Slow Release IUI Sperm Pump
One of the latest gadgets to recently get FDA and European CE approval is the Israeli company Fertiligent's new slow release artificial insemination device. This device, presently known as the 'Evie', aims to mimic the natural way that sperm enter the womb.
This device is a small, low cost, disposable pump, strainer and catheter designed to allow healthy sperm to be slowly released into the womb. It prevents loss of sperm from the cervix and allows the sperm to behave in a similar fashion to sperm released naturally during intercourse. The treatment is non-invasive and the woman doesn't need to stay in hospital, or even bed, after the device is inserted. She can carry on her normal life as usual.
Why Use It
Research shows that this device gives couples a better chance of getting pregnant than other artificial inter-uterine insemination methods. The more time the sperm have to reach their target, the more chance you have of a strong healthy sperm fertilizing your waiting egg.
Too Many Sperm
In normal circumstances the cervix releases the sperm in small groups over a period of time. This is because if too many sperm reach the egg at once, the egg is overwhelmed and refuses to allow any of them access.

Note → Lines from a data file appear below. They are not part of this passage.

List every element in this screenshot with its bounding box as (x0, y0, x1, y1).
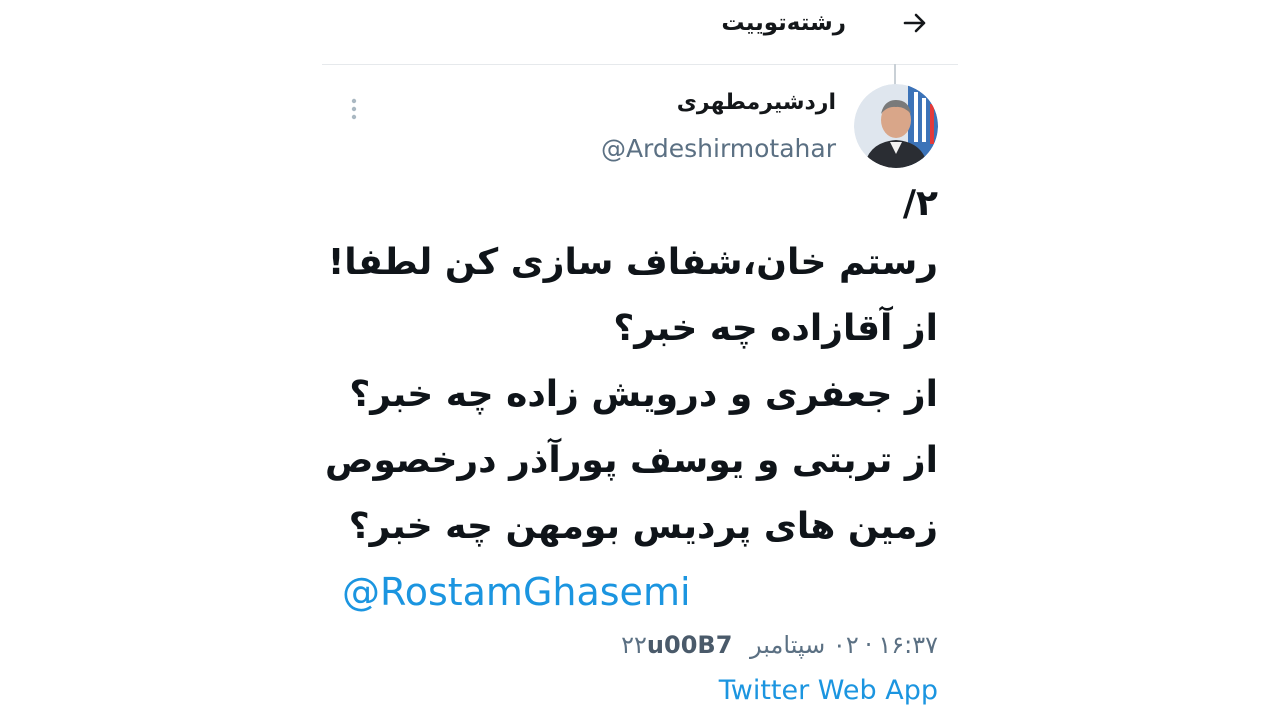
thread-connector-line (894, 64, 896, 86)
page-title: رشته‌توییت (721, 10, 846, 36)
tweet-thread-column: رشته‌توییت اردشیرمطهری @Arde (322, 0, 958, 720)
tweet-line: از تربتی و یوسف پورآذر درخصوص (325, 440, 938, 481)
tweet-line: زمین های پردیس بومهن چه خبر؟ (348, 506, 938, 547)
more-vertical-icon[interactable] (350, 98, 358, 120)
mention-link[interactable]: @RostamGhasemi (342, 568, 691, 616)
tweet-line: رستم خان،شفاف سازی کن لطفا! (327, 242, 938, 283)
source-link[interactable]: Twitter Web App (719, 674, 938, 708)
tweet-line: ۲/ (902, 183, 938, 224)
tweet-timestamp[interactable]: ۱۶:۳۷·۰۲ سپتامبر ۲۲u00B7 (621, 628, 938, 662)
page: رشته‌توییت اردشیرمطهری @Arde (0, 0, 1280, 720)
tweet-time: ۱۶:۳۷ (878, 631, 938, 659)
avatar[interactable] (854, 84, 938, 168)
tweet-body: ۲/ رستم خان،شفاف سازی کن لطفا! از آقازاد… (325, 178, 938, 560)
tweet-line: از جعفری و درویش زاده چه خبر؟ (349, 374, 938, 415)
author-handle[interactable]: @Ardeshirmotahar (601, 134, 836, 164)
meta-code: u00B7 (646, 631, 733, 659)
tweet-line: از آقازاده چه خبر؟ (613, 308, 938, 349)
thread-header: رشته‌توییت (322, 0, 958, 65)
meta-separator: · (864, 631, 873, 659)
author-name[interactable]: اردشیرمطهری (677, 88, 836, 118)
arrow-right-icon[interactable] (900, 8, 930, 38)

Up to now IUI methods generally use a one-time injection method either into the cervix or directly into the womb. Another approach is to use a diaphragm with sperm inside cupped over the cervix. This often means that too many sperm reach the egg in one go and then none of them are able to fertilize the egg. The 'Evie' slow release pump on the other hand allows the sperm to enter the womb slowly over a period of about three hours. This gives the sperm more time to meet up with the egg and therefore the 'window of opportunity' is longer. This new IUI method therefore makes it easier to get pregnant.
Trials of the device held in England, Germany and Israel showed more than double the success rate of conventional IUI treatment. The approximate 30% conception rate achieved with this device is similar to that of the much more invasive IVF treatment. This means that that if the 'Evie' works for you, you will be able to avoid other more unpleasant, invasive and expensive assisted reproduction techniques.
Where Can I Get It?
This new device was shown at the ESHRE (European Society of Human Reproduction and Embryology) conference held in Rome, in July 2010 where doctors were very enthusiastic about it. Reproductive Sciences Ltd,(RSL), a medical products company, which holds exclusive, worldwide sales and marketing rights to the product, signed a manufacturing agreement with Catheter Research, Inc, based in Indiana. The company hopes to be distributing the Evie before the end of 2010.
Ask your fertility specialist if it is an appropriate treatment for you and when it will be available in your area. Perhaps you will be one of the first people to be able to benefit from this new device since it received FDA approval.